Not all innovations can be patented.
In order to be patented, innovations must comply with the three requirements set forth by the law, that is:
- novelty, meaning that the innovation cannot exist in the prior art. This means that the invention must not be manufactured, sold, exhibited in trade shows or otherwise disclosed or published. The Italian legislation adopts the "absolute novelty" criterion, meaning that the innovation cannot be patented, although unknown in Italy, if disclosures of it can be proved in any other country of the world.
- originality, meaning that, according to experts, the innovation cannot be the obvious solution of a technical problem achieved on the basis of ordinary information and their adjustment and organisation. On the contrary, the innovation must result from an authentic inventive activity capable of making the state of the art progress in a non-obvious way.
- Industrial applicability, meaning that the innovation must be capable of being reproduced and used in the industrial field..

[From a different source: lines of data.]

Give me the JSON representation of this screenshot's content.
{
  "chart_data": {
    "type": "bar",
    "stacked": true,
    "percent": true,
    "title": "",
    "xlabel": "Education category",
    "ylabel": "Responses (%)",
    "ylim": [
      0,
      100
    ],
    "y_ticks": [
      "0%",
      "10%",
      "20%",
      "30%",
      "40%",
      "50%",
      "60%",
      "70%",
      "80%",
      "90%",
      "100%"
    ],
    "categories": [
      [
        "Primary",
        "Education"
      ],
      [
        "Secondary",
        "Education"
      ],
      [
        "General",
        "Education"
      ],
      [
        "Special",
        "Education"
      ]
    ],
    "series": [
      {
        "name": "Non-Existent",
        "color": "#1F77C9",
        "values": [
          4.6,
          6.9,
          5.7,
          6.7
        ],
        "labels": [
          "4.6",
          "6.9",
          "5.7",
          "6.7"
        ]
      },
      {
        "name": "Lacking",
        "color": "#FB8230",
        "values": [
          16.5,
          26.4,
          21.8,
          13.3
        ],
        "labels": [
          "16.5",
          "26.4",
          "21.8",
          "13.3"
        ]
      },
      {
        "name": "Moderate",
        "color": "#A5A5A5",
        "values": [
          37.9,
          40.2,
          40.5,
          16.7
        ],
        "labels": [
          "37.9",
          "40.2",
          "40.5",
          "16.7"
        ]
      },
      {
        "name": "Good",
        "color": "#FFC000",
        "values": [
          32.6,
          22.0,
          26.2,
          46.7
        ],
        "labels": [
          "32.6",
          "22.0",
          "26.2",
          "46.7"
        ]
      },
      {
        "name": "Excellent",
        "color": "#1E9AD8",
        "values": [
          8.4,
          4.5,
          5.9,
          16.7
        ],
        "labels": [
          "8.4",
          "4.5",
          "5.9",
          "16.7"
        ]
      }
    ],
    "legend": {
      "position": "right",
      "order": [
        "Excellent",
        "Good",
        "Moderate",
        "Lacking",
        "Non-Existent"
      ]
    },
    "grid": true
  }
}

The Italian law in force does not consider as invention and explicitly excludes from patenting :
- discoveries and scientific theories, mathematical methods or methods for surgical, therapeutic and diagnostic treatments of humans and animals
- plans, principles and methods for intellectual activities, games or commercial activities, together with computer programmes
- presentations of information
- animal breeds and biological methods used to obtain them, with the exception of microbiological processes or products obtained with them.